Leaders of Finance Committee Respond to IRS Outsourcing Program
by Sam Kim, 3/20/2007
Sens. Max Baucus (D-MT) and Chuck Grassley (R-IA), Chairman and Ranking Member of the Senate Committee on Finance, sent letters to IRS officials March 15 questioning an Internal Revenue Service (IRS) pilot program allowing outside experts to draft guidance documents for the IRS. The letters follow the controversy raised by a March 9 New York Times story [subscription] detailing the project, which allows tax lawyers and accountants to draft the documents rather than IRS officials.
The IRS program, described in Notice 2007-17, calls for publication of a "notice for each guidance project selected for the program.
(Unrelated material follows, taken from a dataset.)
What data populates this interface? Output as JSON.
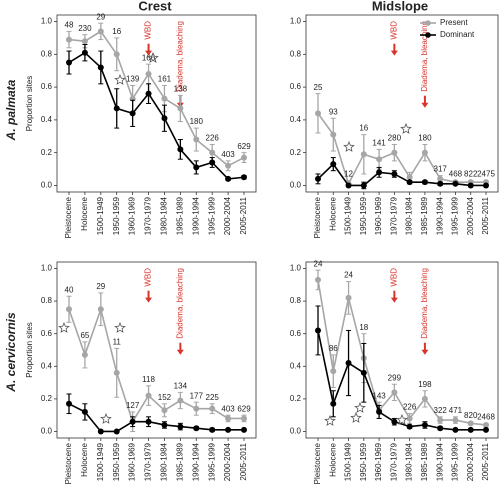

The notice would identify research, background documents, drafts of proposed guidance and other work products, and ask interested parties to provide them." The IRS expects the projects will relate to "guidance in a narrow, technical area of the tax law, where the need for guidance is driven by market changes with which taxpayers may be more familiar than are the IRS and Treasury."
The letters from Baucus and Grassley to the Treasury Department and IRS officials express concern about whether these departments are putting "special interests before the public interest" and whether "the process would result in some practitioners and taxpayers having undue influence over government regulations that would lead to beneficial outcomes for their clients or their own tax matters." The letters ask Treasury and the IRS to assess this guidance process and provide specific information about the program to the Finance committee.
The New York Times story quotes Donald L. Korb, Chief Counsel at the IRS and one of the recipients of the letter, as supportive of the program and justifying it based on fairness to taxpayers and on the fact that these are technical issues of low priority. He is quoted as saying the pilot program does not change the current process.
There is truth to Korb's statement. For six years, the Bush administration has provided access to special interests in unprecedented ways, as OMB Watch has documented often. (See, for example two reports, here, and here.) Establishing a pilot program to allow regulated parties to write tax regulations is an extension of existing practice elsewhere in federal agencies.
Corporate interests have had a seat at the Bush administration's table to help write or frame policy and regulations, ranging from energy policy to consumer and work place safety to securities regulations to voluntary food safety guidelines. For example, a Seattle Times story from March 2004 describes how the U.S. Environmental Protection Agency used industry language verbatim in writing a proposed mercury rule under Bush's Clear Skies initiative, which would have capped mercury emissions without requiring any additional costs to industry.
Compliant Congresses before the 110th chose to ignore these trends or helped advance them. This may be changing as these issues garner media attention. For example, in the committee's press release about the Senators' letters, Grassley is quoted as saying:
We don't need K Street lawyers writing enforcement regulations to help their clients create tax shelters. That would be worse than a camel's nose under the tent. It would be the whole caravan. We might as well have the Justice Department let defense counsels write sentencing guidelines. If the IRS is that short on resources, the commissioner needs to tell Congress.
Bush's 2008 budget request for the IRS doesn't do a lot to help with the problem. The regulatory budget request is $157.4 million, down from $209.6 million enacted in 2006, when the IRS experienced across-the-board cuts. As happened in the Reagan administration, Bush is attempting to limit the size of government and abdicate its responsibilities by defunding federal agencies. OMB Watch Executive Director Gary Bass sarcastically summed up the trend in the New York Times article: "Why don't we just privatize Congress and outsource the development of our laws?"